The AGGLA continues LA following the moratorium on eviction
the Association of Greater Los Angeles Apartment filed a lawsuit against the city of Los Angeles in Federal Court to challenge the moratorium on indefinite evictions and the moratorium on rent freezes in Los Angeles. According to the organization, these regulations oblige owners to “absorb the economic losses declared by residents linked to the crisis.
“Clearly, the actions taken by the City of Los Angeles under its moratoriums represent an unreasonable and uncompensated take of the basic property rights of the city’s rental housing providers. ” Daniel M. Yukelson, executive director of the Greater Los Angeles Apartments Association, told GlobeSt.com.
These restrictions have been in place for three months since the start of the pandemic. The end date of the ban is tied to the city-wide emergency ordinance, which appears to be in effect indefinitely. “The eviction ban is being challenged now because there is no apparent end in sight if or when the city, mayor or city council lift the local declaration of emergency,” Yukelson said. “The moratorium allows residents to stay rent-free for a full year after the emergency ban is lifted and removes interest and late fees without any requirement for documentation to prove the need for these interest-free loans.”

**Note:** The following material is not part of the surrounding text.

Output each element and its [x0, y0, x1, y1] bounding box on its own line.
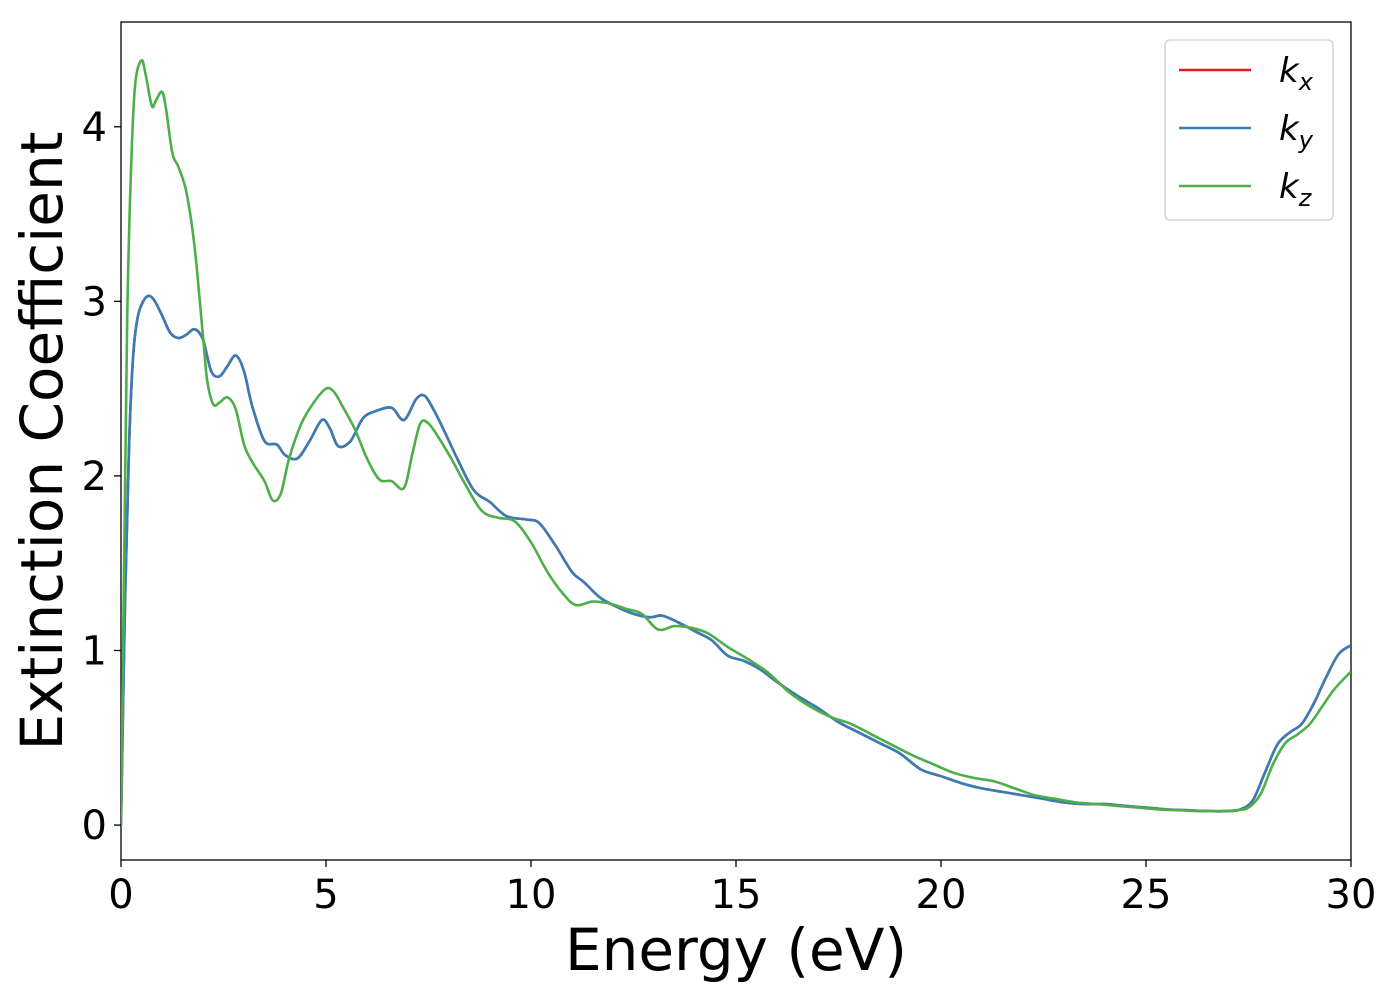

Los Angeles – like most cities – has a close concentration of small independent owners, who cannot support apartment operations without income. According to AAGLA, this is a violation of private contract negotiations, but could also lead to hundreds of millions of dollars in liability. “Without an end in sight or without any kind of financial assistance whatsoever available to the city’s housing providers, many will be forced into foreclosure,” says Yukelson. “The city’s housing providers are mostly small ‘mom and pop’ landlords who, like renters, were already struggling financially and were living month to month before the pandemic began. Many of the city’s housing providers have also lost full-time jobs or have been affected by the coronavirus and have very few financial reserves to deal with a long-term emergency. Many of these landlords not only find it difficult to meet the financial obligations of maintaining and managing their rental property, but they have also struggled to provide housing, food and clothing. their families.